Some are concerned that the burgeoning cryptocurrency market could take a hit as well if the FCC votes to repeal net neutrality. Johnson said. "They're going to have to share that same pipeline, no prioritization, with, for example, people streaming illegal content or pornography?" Markey (D-Mass.) told reporters on a December 6 press call.
"There are essentially four enterprises that are very happy, and the rest of the country is very unhappy [about the repeal]", Eshoo said.
Groups such as Fight For The Future, Demand Progress and Free Press are now creating online petitions for net neutrality and help individuals write to congress about their opinions towards net neutrality.
In addition to removing the FCC's restrictions on how broadband companies can handle web traffic, his plan would put the Federal Trade Commission, a consumer protection agency, in charge of policing internet providers. Venture capital money for Internet-based companies has risen, and ISPs have enjoyed "expansion in profitability and stock prices", he said. The FCC will vote to roll back net neutrality December 14. If we allow the FCC to go through with dismantling net neutrality, the freedom of the internet will be taken away for the benefit of internet providers such as Comcast and Verizon.

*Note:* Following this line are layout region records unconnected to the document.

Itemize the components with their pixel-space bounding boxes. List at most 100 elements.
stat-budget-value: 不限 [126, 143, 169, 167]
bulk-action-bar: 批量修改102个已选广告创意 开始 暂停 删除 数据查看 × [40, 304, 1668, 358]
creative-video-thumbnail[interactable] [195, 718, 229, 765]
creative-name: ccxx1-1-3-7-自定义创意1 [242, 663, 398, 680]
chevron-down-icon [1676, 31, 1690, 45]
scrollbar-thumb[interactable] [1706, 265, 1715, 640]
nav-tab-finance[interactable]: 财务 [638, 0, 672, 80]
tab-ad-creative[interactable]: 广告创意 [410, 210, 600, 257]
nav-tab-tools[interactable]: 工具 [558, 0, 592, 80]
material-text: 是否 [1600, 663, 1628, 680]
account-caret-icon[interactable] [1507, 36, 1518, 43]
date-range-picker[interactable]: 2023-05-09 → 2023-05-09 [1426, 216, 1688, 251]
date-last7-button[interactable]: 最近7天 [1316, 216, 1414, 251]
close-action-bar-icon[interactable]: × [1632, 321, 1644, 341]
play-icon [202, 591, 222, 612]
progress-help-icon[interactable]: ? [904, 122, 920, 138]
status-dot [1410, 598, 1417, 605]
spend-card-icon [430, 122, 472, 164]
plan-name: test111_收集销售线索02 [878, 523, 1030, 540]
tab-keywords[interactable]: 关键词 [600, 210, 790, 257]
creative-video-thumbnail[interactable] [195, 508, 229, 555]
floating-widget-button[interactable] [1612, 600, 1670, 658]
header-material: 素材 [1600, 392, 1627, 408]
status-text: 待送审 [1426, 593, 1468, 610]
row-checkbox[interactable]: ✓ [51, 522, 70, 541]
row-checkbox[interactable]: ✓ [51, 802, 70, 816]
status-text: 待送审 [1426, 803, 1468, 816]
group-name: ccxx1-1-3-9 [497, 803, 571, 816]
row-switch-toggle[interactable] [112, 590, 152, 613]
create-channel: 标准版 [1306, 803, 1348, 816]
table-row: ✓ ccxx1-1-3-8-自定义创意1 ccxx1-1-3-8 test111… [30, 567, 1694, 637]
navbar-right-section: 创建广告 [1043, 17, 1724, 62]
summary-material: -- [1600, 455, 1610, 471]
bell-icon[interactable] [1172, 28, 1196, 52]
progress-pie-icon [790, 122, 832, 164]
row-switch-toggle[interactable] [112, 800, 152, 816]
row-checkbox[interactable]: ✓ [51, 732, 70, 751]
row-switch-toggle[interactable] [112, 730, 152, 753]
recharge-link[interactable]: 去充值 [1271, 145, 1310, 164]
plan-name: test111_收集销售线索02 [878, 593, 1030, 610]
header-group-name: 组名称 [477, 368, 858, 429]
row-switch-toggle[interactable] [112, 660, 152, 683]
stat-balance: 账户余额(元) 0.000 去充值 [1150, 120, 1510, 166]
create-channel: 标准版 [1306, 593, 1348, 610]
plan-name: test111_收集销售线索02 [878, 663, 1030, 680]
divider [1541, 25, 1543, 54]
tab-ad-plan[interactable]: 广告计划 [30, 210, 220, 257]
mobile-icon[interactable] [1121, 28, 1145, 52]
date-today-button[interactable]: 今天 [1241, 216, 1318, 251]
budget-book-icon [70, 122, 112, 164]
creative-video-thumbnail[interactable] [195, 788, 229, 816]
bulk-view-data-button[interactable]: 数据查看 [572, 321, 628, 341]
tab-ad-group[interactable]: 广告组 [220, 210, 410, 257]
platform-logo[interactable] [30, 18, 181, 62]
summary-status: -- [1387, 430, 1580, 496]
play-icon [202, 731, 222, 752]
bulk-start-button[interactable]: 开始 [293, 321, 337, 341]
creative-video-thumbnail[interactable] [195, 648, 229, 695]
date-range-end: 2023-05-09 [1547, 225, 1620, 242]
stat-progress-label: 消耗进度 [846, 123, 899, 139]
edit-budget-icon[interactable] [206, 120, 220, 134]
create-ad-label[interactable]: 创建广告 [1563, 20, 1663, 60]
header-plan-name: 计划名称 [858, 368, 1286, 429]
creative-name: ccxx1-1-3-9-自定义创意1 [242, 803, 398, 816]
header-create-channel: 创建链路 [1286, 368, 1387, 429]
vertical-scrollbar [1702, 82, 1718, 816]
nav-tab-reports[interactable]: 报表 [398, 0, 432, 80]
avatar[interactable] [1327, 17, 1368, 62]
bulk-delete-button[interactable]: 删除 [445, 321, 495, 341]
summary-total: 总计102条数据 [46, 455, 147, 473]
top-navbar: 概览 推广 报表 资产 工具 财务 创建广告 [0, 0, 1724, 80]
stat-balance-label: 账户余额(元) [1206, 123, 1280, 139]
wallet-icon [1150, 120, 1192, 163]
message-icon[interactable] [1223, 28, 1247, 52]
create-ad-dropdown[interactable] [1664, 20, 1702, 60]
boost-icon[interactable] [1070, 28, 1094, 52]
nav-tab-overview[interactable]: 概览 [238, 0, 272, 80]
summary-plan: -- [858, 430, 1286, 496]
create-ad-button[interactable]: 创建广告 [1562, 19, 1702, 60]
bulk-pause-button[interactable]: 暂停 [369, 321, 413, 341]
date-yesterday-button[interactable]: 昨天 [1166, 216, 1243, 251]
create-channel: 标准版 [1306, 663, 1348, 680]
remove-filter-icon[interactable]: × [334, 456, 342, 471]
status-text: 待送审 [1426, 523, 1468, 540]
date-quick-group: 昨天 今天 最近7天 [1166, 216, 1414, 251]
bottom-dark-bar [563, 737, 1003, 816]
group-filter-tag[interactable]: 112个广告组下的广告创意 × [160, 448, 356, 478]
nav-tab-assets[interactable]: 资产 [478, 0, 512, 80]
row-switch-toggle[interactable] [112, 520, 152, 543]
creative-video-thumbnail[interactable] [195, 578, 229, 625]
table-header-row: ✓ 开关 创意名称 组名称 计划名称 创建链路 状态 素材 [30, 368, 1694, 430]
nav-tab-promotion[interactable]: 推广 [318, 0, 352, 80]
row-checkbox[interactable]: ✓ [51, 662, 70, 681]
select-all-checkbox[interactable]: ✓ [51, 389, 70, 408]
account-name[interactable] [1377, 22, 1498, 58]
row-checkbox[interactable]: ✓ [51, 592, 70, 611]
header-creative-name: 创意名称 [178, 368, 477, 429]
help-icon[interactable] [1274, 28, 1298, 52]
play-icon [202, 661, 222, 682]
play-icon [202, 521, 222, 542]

The FCC imposed net neutrality rules in 2010, but they were struck down in court in 2014 after Verizon sued.
Providers would have to disclose if they are throttling speeds. Without net neutrality internet providers could not only control what sites you're allowed to see - but also control how fast certain websites/apps load. Markey said he wants to see what happens to Pai's order in court before contemplating any sort of net neutrality bill. "The Verizon lawyer said, 'I have been instructed by my client that I may say, one of the reasons we are appealing is that we intend to prioritize traffic, '" Wheeler said.
"This is just evidence that supporters of heavy-handed internet regulations are becoming more desperate by the day as their effort to defeat Chairman [Ajit] Pai's plan to restore internet freedom has stalled", the FCC said in a statement provided to Ars Technica, according to The Hill.